Solid balance sheets
“Strong balance sheets are also a reason why we love technology, and are less concerned with valuation metrics. Free cash flow – excluding operating costs – as a share of sales is almost twice as high for technology as for the broader market, and technology has the largest share of sales,” BlackRock data indicates profit margins. Across sectors.
“In addition, many big technology names are highly profitable and have cash flow, allowing them to finance the construction of AI infrastructure such as data centers,” the analysts add.
United States versus Europe
“The search for such quality may have prompted investors to flock to US stocks more in recent weeks as their European counterparts retreat,” according to BlackRock.
They say: “Most of the decline in European stocks came after the results of the European Union elections and news of early elections in France.”
Risks?
What could stop the rise of technology stocks? According to BlackRock, “Markets may lose favor with the sector if hopes for AI diminish, as they feel corporate spending on AI has not paid off in boosting profits or margins.”

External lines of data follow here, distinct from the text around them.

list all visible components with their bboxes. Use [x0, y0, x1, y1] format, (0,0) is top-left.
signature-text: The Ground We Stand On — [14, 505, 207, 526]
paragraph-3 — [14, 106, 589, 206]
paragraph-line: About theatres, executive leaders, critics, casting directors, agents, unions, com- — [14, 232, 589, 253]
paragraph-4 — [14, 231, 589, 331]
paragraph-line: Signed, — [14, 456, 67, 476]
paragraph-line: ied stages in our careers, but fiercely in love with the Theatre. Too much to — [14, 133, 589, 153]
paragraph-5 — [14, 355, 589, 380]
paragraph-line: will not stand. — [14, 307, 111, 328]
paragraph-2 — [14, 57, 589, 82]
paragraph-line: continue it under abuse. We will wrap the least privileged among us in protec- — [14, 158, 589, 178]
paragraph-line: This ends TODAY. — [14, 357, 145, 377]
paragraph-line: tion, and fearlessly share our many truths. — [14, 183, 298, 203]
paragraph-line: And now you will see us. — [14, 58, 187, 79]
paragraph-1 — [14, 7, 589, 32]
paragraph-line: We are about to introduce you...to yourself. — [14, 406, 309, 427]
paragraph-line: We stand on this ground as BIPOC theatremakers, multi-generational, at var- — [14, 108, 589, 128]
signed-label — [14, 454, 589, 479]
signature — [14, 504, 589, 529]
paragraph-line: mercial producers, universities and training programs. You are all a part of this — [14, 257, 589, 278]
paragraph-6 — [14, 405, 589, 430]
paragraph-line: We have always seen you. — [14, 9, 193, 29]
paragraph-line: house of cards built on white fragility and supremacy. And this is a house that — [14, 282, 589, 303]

“Any regulatory changes that limit its adoption could also impact AI’s ability to continue to support the technology. In a less likely scenario, other sectors could outperform the technology if growth accelerates and inflation falls enough to allow the Fed to cut interest rates further.” “It is expected,” the experts add.
“Bottom line: Concentration in US technology stocks is a feature, not a bug, of the AI theme. We maintain a weight on US stocks over a six- to 12-month, tactical horizon and still favor the AI theme. We like industrials and healthcare With the broadening of stock gains.”